Use of AI: CoinDesk may occasionally use artificial intelligence (AI) tools to help generate content (text, images, etc.). Our policy is to carefully edit and fact-check such content and to be transparent about this practice to readers through a clear disclosure in the article as well as a dedicated byline that identifies the AI as a creator/contributor of the content. For more on CoinDesk’s use of AI, read this article.

Advertising: One of the ways CoinDesk generates revenue is through online advertising. Aside from maintaining basic standards of quality, CoinDesk does not allow advertising for tokens that are actively seeking investment. For tokens that are outside of a fund raise period, legal documentation must be provided stating that the advertiser's token is regulated by the U.S. Securities and Exchange Commission (SEC) or the Commodities Futures Trading Commission (CFTC) in addition to adhering to the guidelines of the Investment Advisor Act of 1940.

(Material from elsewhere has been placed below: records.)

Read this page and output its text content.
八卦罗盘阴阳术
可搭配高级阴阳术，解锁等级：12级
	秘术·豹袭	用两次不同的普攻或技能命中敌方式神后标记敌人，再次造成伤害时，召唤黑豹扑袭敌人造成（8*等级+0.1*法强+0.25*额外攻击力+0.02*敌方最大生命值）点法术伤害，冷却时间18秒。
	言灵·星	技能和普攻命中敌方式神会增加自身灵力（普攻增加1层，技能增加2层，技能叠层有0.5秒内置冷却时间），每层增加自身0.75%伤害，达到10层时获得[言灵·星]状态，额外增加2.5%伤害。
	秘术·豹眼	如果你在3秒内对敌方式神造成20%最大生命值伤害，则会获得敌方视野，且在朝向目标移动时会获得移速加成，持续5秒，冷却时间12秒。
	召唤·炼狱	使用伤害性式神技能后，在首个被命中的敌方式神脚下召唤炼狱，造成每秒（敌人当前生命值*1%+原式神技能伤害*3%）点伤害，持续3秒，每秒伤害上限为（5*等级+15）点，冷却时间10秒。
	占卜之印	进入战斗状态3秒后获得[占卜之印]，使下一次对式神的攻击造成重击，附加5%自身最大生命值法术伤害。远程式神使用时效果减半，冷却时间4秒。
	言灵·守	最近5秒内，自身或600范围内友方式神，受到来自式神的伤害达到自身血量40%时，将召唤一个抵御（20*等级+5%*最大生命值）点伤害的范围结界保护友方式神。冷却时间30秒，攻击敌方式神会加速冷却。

CoinDesk articles sometimes include affiliate links, which may generate revenue when readers interact with them and the vendors they link to. When an affiliate link is present in an article, the page will include a written disclosure about the link and its purpose. The presence of affiliate links has no influence on editorial decisions, and members of our commercial team are explicitly forbidden from contacting writers and editors about business relationships.

Events and partnerships: From time to time, CoinDesk may publish sponsored content on our platforms. This content will be explicitly labeled as sponsored, will never be written by CoinDesk journalists or editorial staffers, and will be clearly delineated from our news, analysis, research and opinion articles. Sponsored content relationships will have no impact on the journalism independently produced by CoinDesk’s editorial team.

Likewise, CoinDesk events may include sponsored sessions. These sessions will be clearly billed as sponsored and wholly separate from the vast majority of sessions that are curated by the content team, Sponsor relationships will have no impact on speaking invitations or event programming.

Giveaways/contests: CoinDesk journalists may not accept tokens, coins or any other products or merchandise from giveaways, contests, airdrops or other events that may affect their ability to impartially cover digital assets or the companies behind them.